Si la crise sanitaire a entraîné un choc économique pour toute la filière cosmétique-parfumerie, plus de quatre PME sur dix ont pu maintenir leur activité industrielle, en partie grâce à la production de produits hydro-alcooliques, souligne une enquête de Cosmed.
La crise sanitaire a eu «un impact négatif» sur le chiffre d’affaires de près de 80% des entreprises, «seule une minorité d’entre-elles (7%) ayant vu des opportunités de croissance», fait ressortir une enquête nationale menée par l’association professionnelle, qui revendique 890 adhérents parmi les TPE et les PME de la filière française des cosmétiques et des parfums.

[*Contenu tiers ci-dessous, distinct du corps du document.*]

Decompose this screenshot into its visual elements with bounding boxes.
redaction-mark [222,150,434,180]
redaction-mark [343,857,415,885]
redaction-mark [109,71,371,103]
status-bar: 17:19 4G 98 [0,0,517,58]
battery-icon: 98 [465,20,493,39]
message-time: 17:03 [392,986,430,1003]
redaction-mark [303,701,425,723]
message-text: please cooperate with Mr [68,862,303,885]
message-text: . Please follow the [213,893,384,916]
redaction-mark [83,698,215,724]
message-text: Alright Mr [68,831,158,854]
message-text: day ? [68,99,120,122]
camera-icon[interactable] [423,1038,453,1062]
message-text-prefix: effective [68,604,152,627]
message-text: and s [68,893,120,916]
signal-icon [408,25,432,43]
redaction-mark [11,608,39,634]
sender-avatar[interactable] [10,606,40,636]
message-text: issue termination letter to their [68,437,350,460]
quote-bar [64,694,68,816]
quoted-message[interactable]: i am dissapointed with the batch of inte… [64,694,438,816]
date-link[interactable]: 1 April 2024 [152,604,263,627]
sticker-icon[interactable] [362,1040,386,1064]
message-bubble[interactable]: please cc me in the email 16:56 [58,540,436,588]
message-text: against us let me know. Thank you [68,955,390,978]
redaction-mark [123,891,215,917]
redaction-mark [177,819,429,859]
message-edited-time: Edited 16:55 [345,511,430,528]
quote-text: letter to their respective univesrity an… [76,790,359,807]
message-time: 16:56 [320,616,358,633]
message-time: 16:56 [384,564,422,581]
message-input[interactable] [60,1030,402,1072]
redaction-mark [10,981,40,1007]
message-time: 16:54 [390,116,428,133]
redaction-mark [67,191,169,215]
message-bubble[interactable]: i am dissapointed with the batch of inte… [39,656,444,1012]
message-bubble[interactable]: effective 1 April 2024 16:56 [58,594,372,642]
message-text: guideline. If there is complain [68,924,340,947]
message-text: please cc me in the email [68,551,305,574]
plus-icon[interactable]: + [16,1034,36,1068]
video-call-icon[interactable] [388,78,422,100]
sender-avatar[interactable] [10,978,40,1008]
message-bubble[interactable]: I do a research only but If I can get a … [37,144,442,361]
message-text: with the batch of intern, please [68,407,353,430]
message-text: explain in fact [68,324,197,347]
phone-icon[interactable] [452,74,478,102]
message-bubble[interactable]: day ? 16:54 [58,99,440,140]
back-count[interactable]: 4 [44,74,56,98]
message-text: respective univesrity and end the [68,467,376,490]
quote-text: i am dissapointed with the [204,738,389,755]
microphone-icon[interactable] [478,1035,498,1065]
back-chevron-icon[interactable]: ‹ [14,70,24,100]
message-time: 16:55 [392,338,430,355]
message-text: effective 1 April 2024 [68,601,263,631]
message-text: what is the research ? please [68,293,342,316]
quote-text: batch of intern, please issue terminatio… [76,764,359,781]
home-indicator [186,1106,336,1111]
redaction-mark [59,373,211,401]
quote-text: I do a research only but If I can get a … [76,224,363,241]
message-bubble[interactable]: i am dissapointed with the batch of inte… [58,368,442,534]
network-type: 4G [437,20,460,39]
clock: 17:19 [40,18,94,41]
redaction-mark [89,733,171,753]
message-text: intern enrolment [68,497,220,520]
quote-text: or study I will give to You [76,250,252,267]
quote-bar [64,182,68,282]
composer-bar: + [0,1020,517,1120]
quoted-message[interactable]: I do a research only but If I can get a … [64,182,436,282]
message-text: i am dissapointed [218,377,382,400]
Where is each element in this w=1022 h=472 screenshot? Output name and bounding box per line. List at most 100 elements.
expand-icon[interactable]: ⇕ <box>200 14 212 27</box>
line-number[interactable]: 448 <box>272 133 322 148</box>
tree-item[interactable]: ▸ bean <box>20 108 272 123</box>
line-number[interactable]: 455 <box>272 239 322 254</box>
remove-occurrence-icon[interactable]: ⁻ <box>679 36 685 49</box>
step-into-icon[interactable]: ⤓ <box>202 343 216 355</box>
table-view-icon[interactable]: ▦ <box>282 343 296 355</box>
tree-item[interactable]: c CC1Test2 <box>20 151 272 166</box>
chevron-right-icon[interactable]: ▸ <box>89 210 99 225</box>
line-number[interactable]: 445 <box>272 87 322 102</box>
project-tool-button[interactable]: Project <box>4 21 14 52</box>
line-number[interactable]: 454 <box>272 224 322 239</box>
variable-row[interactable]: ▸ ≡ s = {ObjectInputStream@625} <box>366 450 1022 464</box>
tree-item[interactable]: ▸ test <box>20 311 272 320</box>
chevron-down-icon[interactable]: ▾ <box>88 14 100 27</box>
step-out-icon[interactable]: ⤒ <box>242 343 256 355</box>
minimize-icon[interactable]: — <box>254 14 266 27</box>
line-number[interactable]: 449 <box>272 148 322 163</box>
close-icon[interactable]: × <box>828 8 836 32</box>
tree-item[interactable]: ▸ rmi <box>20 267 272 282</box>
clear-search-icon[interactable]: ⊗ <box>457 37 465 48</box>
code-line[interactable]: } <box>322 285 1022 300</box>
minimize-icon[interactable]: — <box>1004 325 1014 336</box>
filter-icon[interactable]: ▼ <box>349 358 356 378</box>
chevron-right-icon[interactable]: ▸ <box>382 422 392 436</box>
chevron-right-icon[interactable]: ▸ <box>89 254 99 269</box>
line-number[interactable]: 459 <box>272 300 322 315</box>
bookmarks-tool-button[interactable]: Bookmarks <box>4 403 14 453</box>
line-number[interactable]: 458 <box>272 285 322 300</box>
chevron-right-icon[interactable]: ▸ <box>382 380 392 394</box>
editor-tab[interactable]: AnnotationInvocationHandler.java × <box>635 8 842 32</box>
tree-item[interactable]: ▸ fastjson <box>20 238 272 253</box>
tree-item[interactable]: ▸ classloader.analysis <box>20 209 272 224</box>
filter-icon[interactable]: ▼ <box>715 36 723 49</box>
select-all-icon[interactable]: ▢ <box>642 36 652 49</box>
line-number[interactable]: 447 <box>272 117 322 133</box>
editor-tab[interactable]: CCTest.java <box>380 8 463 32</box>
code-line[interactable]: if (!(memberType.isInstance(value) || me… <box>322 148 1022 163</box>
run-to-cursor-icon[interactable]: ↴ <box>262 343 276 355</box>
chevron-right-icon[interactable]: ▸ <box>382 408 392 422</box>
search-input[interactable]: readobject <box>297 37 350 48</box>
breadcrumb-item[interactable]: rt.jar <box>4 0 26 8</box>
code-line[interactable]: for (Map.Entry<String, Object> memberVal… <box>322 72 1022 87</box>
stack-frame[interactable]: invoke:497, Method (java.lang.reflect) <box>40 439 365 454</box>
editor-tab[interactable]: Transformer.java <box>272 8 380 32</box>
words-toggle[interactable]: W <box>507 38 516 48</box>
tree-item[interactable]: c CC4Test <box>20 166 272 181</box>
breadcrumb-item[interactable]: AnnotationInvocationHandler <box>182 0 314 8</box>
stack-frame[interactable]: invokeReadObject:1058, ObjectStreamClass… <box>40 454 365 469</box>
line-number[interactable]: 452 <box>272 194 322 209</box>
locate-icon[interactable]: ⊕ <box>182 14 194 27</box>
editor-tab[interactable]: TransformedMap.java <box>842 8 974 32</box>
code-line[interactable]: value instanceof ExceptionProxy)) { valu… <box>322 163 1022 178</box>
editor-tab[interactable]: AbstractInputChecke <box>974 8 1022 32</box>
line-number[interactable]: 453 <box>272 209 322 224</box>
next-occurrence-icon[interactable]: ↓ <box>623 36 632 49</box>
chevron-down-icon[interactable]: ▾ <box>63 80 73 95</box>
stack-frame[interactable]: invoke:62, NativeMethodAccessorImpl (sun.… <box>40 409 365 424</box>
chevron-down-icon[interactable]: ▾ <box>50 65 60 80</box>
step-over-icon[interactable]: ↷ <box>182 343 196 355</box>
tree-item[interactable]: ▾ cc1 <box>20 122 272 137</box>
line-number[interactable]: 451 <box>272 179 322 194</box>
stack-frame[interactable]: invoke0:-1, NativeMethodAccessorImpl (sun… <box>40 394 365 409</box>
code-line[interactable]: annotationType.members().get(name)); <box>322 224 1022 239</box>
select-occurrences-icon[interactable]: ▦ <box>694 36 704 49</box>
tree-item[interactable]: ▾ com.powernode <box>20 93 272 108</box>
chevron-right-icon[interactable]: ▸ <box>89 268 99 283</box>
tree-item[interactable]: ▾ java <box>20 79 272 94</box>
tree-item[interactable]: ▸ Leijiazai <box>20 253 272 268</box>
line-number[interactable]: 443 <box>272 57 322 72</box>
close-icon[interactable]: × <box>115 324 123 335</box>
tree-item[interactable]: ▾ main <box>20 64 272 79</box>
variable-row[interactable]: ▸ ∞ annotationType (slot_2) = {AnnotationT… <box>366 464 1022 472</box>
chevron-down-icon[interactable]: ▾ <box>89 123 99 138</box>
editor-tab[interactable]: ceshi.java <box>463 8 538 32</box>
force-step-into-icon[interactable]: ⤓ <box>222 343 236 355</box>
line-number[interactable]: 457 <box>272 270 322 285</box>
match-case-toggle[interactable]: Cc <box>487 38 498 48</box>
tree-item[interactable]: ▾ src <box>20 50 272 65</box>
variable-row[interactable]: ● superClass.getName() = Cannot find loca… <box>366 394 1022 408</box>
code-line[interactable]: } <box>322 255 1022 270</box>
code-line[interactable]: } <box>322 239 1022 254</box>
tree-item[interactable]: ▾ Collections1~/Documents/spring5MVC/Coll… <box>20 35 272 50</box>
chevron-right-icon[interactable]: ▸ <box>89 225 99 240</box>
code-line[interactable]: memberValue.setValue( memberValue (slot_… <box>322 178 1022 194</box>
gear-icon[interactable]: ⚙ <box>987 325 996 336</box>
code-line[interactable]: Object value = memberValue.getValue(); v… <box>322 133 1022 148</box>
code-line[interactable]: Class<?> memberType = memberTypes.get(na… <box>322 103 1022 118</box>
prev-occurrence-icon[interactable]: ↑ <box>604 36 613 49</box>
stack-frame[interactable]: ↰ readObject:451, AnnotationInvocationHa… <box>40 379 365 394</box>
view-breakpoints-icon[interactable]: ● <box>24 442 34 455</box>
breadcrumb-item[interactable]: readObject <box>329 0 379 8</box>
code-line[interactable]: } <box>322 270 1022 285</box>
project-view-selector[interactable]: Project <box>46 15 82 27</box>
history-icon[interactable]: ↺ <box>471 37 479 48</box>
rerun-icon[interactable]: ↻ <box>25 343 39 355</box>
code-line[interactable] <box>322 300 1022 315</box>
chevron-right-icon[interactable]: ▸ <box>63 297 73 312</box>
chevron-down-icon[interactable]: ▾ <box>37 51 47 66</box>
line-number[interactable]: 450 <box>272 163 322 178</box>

En revanche, au cours de la période qui a suivi le confinement, la reprise s’est manifestée «assez rapidement» avec 49% de reprise totale ou partielle, selon Cosmed, qui relève que, pour plus de quatre entreprises sur dix (41%), la crise n’a pas impacté l’activité industrielle, notamment «grâce à leur implication dans la production de produits hydro-alcooliques (PHA)».
Baisse des ventes et reports de lancements
Le choc économique s’est néanmoins traduit par une baisse des ventes pour la moitié des PME interrogées, des reports de lancements de produits (38%), des problèmes de trésorerie (37%), un recul de production (34%), des réductions d’effectifs (29%) et un report des investissements (26%). Malgré la fermeture des points de vente durant le confinement, «seules 28% des entreprises étaient en recherche active de nouveaux canaux de distribution en sortie de crise», note encore Cosmed.
Pour faire face financièrement à la crise, les entreprises du secteur «ont largement eu recours aux aides de l’Etat», souligne enfin l’enquête, comme le dispositif de chômage partiel (47%), le report des échéances sociales (37%) ou fiscales (10%), le prêt garanti par l’Etat (28%) ou le fonds de solidarité (10%). Près de six PME sur dix (59%) souhaitent que les dispositifs d’aides soient prorogés, notamment ceux concernant l’export.